Re: [PATCH 0/6] Faster AES-XTS on modern x86_64 CPUs

Eric Biggers <ebiggers@xxxxxxxxxx> · Fri, 5 Apr 2024 15:19:04 -0400

On Thu, Apr 04, 2024 at 07:53:48AM +0000, David Laight wrote:
> > >
> > > How much does the kernel_fpu_begin() cost on real workloads?
> > > (ie when the registers are live and it forces an extra save/restore)
> > 
> > x86 Linux does lazy restore of the FPU state.  The first kernel_fpu_begin() can
> > have a significant cost, as it issues an XSAVE (or equivalent) instruction and
> > causes an XRSTOR (or equivalent) instruction to be issued when returning to
> > userspace when it otherwise might not be needed.  Additional kernel_fpu_begin()
> > / kernel_fpu_end() pairs without returning to userspace have only a small cost,
> > as they don't cause any more saves or restores of the FPU state to be done.
> > 
> > My new xts(aes) implementations have one kernel_fpu_begin() / kernel_fpu_end()
> > pair per message (if the message doesn't span any page boundaries, which is
> > almost always the case).  That's exactly the same as the current xts-aes-aesni.
> 
> I realised after sending it that the code almost certainly already did
> kernel_fpu_begin() - so there probably isn't a difference because all the
> fpu state is always saved.
> (I'm sure there should be a way of getting access to (say) 2 ymm registers
> by providing an on-stack save area to allow wide data copies or special
> instructions - but that is a different issue.)
> 
> > I think what you may really be asking is how much the overhead of the XSAVE /
> > XRSTOR pair associated with kernel-mode use of the FPU *increases* if the kernel
> > clobbers AVX or AVX512 state, instead of just SSE state as xts-aes-aesni does.
> > That's much more relevant to this patchset.
> 
> It depends on what has to be saved, not on what is used.
> Although, since all the x/y/zmm registers are caller-saved I think they could
> be 'zapped' on syscall entry (and restored as zero later).
> Trouble is I suspect there is a single piece of code somewhere that relies
> on them being preserved across an inlined system call.
> 
> > I think the answer is that there is no additional overhead.  This is because the
> > XSAVE / XRSTOR pair happens regardless of the type of state the kernel clobbers,
> > and it operates on the userspace state, not the kernel's.  Some of the newer
> > variants of XSAVE (XSAVEOPT and XSAVES) do have a "modified" optimization where
> > they don't save parts of the state that are unmodified since the last XRSTOR;
> > however, that is unimportant here because the kernel's FPU state is never saved.
> > 
> > (This would change if x86 Linux were to support preemption of kernel-mode FPU
> > code.  In that case, we may need to take more care to minimize use of AVX and
> > AVX512 state.  That being said, AES-XTS tends to be used for bulk data anyway.)
> > 
> > This is based on theory, though.  I'll do a test to confirm that there's indeed
> > no additional overhead.  And also, even if there's no additional overhead, what
> > the existing overhead actually is.
> 
> Yes, I was wondering how it is used for 'real applications'.
> If a system call that would normally return immediately (or at least without
> a full process switch) hits the aes code it gets the cost of the XSAVE added.
> Whereas the benchmark probably doesn't do anywhere near as many.
> 
> OTOH this is probably no different.

I did some tests on Sapphire Rapids using a system call that I customized to do
nothing except possibly a kernel_fpu_begin / kernel_fpu_end pair.

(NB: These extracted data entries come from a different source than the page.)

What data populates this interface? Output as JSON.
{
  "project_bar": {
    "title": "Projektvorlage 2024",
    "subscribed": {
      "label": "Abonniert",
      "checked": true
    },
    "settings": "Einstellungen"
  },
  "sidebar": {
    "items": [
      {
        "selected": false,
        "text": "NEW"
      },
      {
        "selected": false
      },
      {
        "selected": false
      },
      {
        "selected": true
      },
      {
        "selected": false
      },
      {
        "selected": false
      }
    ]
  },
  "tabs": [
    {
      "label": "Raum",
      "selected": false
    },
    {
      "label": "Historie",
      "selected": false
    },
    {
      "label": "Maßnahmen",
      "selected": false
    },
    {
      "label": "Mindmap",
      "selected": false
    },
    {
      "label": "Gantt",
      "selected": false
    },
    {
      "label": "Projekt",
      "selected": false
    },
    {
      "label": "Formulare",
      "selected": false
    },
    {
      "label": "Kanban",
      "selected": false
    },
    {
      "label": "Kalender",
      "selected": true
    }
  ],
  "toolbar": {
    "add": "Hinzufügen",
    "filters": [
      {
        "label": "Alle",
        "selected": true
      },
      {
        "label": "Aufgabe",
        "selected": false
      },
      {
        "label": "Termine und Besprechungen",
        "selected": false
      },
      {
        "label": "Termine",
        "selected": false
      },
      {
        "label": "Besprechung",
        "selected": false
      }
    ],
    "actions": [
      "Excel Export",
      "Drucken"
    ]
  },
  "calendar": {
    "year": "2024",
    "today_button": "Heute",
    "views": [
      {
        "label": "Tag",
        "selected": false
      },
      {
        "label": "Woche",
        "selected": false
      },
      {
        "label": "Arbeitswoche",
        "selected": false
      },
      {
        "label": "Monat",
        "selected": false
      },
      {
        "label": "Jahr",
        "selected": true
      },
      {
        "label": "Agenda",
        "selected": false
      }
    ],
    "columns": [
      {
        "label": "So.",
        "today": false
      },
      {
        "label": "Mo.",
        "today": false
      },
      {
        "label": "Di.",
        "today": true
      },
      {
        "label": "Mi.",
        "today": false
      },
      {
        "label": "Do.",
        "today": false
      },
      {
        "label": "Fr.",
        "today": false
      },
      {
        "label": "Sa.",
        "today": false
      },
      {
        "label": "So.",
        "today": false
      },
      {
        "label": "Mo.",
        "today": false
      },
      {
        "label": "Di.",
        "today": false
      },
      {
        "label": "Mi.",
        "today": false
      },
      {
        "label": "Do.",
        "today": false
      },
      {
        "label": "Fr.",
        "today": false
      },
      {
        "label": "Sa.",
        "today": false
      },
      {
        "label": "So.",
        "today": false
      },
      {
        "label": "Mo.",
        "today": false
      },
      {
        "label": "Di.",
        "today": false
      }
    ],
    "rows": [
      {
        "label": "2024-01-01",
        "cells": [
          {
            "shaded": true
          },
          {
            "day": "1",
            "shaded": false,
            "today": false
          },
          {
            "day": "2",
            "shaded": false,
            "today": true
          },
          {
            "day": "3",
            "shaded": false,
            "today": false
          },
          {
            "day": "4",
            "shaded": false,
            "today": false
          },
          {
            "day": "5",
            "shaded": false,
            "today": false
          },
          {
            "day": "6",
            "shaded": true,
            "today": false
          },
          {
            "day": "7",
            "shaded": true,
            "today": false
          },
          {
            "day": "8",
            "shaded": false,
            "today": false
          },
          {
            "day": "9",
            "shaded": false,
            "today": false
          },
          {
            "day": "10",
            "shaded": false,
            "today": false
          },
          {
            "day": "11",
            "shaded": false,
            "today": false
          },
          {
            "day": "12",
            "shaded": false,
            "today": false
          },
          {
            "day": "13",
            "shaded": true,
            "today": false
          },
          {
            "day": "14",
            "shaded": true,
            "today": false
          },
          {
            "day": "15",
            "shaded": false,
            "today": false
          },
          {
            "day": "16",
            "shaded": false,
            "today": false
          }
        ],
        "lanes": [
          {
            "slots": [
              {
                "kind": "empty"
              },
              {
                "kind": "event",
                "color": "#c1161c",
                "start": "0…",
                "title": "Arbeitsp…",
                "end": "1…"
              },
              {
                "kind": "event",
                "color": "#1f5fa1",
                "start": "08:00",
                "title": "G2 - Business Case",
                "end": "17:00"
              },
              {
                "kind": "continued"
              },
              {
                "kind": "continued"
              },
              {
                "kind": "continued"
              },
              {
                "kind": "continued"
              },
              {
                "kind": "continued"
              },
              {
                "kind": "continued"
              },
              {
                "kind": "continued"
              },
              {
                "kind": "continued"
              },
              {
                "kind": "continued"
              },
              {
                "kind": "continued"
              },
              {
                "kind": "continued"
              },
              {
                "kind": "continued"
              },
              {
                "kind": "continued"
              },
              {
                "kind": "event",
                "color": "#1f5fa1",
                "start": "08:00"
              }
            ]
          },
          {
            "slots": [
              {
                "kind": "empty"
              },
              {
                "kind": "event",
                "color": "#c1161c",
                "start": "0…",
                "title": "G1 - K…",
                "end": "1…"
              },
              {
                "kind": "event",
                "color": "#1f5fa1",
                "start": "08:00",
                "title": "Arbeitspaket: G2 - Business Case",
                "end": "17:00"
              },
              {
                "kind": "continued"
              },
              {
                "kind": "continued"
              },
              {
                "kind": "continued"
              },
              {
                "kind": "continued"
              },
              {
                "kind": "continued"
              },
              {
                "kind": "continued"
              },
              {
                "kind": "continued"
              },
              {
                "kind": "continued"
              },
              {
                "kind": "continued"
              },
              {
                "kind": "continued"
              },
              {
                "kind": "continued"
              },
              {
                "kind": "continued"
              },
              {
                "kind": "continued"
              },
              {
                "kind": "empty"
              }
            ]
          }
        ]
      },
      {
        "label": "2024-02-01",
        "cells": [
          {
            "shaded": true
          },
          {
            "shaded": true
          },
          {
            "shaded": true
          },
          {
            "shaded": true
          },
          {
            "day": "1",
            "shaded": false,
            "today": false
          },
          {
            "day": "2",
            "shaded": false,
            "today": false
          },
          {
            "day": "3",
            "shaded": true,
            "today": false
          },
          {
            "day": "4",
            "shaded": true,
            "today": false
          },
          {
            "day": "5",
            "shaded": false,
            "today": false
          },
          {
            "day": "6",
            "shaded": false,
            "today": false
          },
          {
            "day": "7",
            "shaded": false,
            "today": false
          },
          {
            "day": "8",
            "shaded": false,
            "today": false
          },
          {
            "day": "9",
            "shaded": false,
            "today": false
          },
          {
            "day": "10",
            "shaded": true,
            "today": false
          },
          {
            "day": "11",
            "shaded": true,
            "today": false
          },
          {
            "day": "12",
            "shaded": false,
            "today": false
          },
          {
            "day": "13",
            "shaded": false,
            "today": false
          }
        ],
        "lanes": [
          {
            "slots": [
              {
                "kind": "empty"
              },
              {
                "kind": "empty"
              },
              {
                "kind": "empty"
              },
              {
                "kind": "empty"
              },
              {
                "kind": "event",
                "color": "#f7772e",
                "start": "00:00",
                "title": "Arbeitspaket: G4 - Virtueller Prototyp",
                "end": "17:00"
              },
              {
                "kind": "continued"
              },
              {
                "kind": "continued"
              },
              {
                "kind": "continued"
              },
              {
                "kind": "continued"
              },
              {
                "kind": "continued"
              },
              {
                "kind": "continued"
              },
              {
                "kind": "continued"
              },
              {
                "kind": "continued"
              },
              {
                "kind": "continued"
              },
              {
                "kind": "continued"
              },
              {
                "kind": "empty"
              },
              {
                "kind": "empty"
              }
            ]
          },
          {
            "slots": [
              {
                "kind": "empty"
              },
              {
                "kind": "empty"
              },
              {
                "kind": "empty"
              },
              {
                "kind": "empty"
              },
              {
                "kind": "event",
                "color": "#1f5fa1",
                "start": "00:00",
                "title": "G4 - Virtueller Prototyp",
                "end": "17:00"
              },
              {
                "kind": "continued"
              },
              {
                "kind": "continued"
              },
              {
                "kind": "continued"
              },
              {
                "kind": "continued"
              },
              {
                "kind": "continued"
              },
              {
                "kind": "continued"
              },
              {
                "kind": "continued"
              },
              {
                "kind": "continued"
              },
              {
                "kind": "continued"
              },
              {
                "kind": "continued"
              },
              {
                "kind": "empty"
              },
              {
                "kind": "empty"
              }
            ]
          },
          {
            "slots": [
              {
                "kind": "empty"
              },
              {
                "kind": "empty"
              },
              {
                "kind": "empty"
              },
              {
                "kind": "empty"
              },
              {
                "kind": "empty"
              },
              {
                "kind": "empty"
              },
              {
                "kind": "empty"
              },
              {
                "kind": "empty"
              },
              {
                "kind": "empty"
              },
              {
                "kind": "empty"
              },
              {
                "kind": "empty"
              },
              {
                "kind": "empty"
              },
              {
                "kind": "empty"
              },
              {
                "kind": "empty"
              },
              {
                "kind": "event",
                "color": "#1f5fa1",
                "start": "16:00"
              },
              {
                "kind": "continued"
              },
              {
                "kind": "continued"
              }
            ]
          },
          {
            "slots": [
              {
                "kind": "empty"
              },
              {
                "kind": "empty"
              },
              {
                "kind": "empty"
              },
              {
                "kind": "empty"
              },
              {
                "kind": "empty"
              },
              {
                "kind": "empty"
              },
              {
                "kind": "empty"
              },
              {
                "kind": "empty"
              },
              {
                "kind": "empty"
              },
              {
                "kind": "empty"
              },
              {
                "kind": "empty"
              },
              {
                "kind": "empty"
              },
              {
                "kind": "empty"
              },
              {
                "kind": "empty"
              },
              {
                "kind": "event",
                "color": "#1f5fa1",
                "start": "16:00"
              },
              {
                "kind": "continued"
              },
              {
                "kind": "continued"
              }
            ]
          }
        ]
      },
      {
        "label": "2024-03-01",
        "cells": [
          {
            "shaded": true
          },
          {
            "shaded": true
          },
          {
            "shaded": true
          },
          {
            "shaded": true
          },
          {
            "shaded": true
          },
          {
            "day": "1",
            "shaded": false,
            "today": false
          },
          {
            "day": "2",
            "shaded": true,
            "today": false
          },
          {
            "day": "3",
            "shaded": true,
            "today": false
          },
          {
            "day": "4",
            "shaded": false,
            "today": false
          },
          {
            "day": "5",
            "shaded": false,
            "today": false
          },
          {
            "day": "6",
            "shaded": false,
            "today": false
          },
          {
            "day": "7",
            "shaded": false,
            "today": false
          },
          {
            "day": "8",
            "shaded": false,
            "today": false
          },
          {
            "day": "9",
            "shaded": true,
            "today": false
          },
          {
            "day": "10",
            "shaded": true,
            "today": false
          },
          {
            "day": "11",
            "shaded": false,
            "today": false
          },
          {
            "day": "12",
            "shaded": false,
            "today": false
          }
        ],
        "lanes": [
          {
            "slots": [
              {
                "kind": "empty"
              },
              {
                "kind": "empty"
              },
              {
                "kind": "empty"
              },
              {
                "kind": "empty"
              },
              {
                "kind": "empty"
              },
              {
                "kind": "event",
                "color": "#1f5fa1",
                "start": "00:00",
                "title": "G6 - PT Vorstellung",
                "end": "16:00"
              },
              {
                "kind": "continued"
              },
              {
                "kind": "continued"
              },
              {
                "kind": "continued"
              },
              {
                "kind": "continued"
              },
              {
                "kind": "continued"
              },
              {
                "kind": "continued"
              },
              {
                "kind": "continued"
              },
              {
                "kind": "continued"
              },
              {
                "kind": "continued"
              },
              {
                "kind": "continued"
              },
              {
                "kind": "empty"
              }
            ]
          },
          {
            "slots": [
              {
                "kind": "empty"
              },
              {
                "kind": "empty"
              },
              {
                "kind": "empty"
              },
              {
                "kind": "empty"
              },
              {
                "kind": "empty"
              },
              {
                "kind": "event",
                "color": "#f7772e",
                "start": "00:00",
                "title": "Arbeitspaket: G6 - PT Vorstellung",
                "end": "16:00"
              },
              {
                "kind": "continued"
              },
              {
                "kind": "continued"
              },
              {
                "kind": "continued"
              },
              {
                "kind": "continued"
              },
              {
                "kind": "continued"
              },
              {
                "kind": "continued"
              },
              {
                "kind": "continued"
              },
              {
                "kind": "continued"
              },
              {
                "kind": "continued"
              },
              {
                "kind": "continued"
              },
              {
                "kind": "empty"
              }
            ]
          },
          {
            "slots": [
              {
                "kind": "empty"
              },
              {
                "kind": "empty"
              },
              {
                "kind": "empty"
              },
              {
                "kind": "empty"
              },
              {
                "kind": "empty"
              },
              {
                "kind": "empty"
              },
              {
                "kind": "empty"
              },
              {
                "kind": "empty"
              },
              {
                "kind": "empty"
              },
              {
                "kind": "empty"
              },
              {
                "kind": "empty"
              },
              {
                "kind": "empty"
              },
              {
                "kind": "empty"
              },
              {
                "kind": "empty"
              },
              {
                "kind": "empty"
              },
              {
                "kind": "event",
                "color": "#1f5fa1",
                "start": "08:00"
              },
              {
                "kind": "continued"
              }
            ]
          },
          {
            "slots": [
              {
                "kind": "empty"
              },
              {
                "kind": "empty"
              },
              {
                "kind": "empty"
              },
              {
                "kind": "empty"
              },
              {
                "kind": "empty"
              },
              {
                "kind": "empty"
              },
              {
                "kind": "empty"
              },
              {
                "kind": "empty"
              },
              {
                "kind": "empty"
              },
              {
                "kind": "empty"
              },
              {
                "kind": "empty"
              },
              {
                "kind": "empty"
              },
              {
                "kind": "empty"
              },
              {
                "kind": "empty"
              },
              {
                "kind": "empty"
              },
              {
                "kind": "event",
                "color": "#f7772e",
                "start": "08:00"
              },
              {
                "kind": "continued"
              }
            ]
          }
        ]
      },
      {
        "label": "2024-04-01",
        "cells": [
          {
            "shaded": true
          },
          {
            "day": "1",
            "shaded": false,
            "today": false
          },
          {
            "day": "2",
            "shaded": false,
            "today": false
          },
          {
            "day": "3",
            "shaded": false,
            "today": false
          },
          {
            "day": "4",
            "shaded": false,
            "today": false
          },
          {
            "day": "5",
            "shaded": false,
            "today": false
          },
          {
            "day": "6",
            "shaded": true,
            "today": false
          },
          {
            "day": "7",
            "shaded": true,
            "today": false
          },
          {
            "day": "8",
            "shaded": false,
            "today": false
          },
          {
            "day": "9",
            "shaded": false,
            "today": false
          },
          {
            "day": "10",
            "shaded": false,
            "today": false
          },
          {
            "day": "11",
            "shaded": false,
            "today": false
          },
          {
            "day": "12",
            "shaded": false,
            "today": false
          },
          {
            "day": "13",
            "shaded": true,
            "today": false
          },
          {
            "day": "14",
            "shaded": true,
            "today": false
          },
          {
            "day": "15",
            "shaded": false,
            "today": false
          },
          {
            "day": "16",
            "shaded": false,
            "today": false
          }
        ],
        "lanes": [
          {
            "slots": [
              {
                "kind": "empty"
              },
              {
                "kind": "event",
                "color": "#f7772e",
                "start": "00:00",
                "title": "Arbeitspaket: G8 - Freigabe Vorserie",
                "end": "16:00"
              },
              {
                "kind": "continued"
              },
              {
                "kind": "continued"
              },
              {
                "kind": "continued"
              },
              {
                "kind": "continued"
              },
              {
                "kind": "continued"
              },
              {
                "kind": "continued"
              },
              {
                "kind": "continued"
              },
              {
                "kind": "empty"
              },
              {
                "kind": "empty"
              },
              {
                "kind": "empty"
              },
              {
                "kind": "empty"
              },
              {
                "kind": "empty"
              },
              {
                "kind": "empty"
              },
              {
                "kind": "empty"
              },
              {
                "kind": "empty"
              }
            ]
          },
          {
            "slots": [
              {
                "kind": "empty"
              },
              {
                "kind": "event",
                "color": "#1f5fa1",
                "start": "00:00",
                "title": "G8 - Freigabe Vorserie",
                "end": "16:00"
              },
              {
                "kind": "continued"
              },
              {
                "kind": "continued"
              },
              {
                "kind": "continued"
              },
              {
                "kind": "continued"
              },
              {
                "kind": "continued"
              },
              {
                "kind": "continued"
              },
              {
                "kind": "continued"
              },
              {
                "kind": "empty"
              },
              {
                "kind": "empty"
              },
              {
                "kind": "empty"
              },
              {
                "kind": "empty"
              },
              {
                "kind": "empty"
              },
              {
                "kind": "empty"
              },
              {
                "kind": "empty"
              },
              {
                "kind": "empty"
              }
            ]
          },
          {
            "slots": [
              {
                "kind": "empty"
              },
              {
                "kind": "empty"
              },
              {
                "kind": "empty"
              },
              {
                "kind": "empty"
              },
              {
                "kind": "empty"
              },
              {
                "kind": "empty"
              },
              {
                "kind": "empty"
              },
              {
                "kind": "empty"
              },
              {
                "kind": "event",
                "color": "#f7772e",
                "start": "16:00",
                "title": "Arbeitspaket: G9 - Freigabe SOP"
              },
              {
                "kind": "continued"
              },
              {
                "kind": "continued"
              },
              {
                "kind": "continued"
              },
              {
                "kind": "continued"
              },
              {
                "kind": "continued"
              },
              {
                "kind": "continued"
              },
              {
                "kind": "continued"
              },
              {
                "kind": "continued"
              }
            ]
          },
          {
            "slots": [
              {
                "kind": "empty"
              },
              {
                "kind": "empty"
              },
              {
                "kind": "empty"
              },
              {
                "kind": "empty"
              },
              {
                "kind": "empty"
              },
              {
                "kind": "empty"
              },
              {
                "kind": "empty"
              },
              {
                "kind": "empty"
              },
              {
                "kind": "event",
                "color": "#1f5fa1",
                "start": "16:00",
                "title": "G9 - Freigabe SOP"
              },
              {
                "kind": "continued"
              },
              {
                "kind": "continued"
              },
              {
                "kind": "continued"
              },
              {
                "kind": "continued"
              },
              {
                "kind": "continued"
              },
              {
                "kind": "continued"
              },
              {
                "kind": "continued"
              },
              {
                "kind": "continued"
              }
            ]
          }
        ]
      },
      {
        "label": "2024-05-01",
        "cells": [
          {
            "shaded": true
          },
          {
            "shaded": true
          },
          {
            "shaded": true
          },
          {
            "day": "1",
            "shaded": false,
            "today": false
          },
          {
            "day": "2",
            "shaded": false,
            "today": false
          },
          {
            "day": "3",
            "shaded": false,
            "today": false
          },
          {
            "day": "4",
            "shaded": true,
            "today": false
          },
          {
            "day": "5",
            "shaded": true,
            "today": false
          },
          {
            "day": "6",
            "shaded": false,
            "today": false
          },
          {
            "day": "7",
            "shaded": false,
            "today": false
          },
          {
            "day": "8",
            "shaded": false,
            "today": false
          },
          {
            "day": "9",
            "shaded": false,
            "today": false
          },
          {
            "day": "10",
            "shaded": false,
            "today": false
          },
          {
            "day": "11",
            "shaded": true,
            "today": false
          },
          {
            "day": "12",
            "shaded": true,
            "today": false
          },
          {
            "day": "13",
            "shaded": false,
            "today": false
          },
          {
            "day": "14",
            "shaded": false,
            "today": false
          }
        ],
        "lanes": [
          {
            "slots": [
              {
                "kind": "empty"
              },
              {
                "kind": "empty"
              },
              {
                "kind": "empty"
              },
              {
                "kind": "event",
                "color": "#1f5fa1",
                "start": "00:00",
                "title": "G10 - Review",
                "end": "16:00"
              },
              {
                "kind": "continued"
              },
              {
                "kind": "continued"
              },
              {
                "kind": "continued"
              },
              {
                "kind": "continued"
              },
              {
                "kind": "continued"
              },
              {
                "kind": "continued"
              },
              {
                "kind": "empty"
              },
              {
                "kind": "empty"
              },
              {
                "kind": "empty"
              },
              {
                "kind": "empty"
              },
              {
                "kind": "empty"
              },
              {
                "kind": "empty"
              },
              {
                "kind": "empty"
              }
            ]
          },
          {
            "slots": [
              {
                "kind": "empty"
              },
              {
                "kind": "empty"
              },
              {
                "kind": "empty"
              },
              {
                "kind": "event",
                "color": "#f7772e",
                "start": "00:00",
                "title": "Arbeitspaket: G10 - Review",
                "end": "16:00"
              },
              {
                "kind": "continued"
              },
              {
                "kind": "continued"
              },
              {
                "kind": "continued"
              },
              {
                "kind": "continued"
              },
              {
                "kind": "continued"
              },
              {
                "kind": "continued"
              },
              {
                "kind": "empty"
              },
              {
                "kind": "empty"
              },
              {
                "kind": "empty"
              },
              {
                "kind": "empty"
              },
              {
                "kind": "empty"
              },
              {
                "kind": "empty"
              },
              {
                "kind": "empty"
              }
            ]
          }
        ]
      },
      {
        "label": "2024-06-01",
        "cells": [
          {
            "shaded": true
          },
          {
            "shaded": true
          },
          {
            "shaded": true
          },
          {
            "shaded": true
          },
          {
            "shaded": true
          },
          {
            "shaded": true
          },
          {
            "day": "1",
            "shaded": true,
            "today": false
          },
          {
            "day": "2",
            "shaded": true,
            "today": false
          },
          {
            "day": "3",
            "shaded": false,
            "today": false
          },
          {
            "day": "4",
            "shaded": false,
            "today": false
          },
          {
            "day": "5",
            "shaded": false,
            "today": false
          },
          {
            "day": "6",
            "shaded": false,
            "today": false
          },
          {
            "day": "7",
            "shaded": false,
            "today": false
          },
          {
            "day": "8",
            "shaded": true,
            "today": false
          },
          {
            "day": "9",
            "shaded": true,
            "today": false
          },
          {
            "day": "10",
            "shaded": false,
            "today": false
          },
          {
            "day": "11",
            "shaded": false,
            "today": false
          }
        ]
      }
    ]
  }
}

On average the bare syscall took 70 ns.  The syscall with the kernel_fpu_begin /
kernel_fpu_end pair took 160 ns if the userspace program used xmm only, 340 ns
if it used ymm, or 360 ns if it used zmm.  I also tried making the kernel
clobber different registers in the kernel_fpu_begin / kernel_fpu_end section,
and as I expected this did not make any difference.

Note that without the kernel_fpu_begin / kernel_fpu_end pair, AES-NI
instructions cannot be used and the alternative would be xts(ecb(aes-generic)).
On the same CPU, encrypting a single 512-byte sector with xts(ecb(aes-generic))
takes about 2235ns.  With xts-aes-vaes-avx10_512 it takes 75 ns.  (Not a typo --
it really is almost 30 times faster!)  So it seems clear the FPU state save and
restore is worth it even just for a single sector using the traditional 512-byte
sector size, let alone a 4096-byte sector size which is recommended these days.

- Eric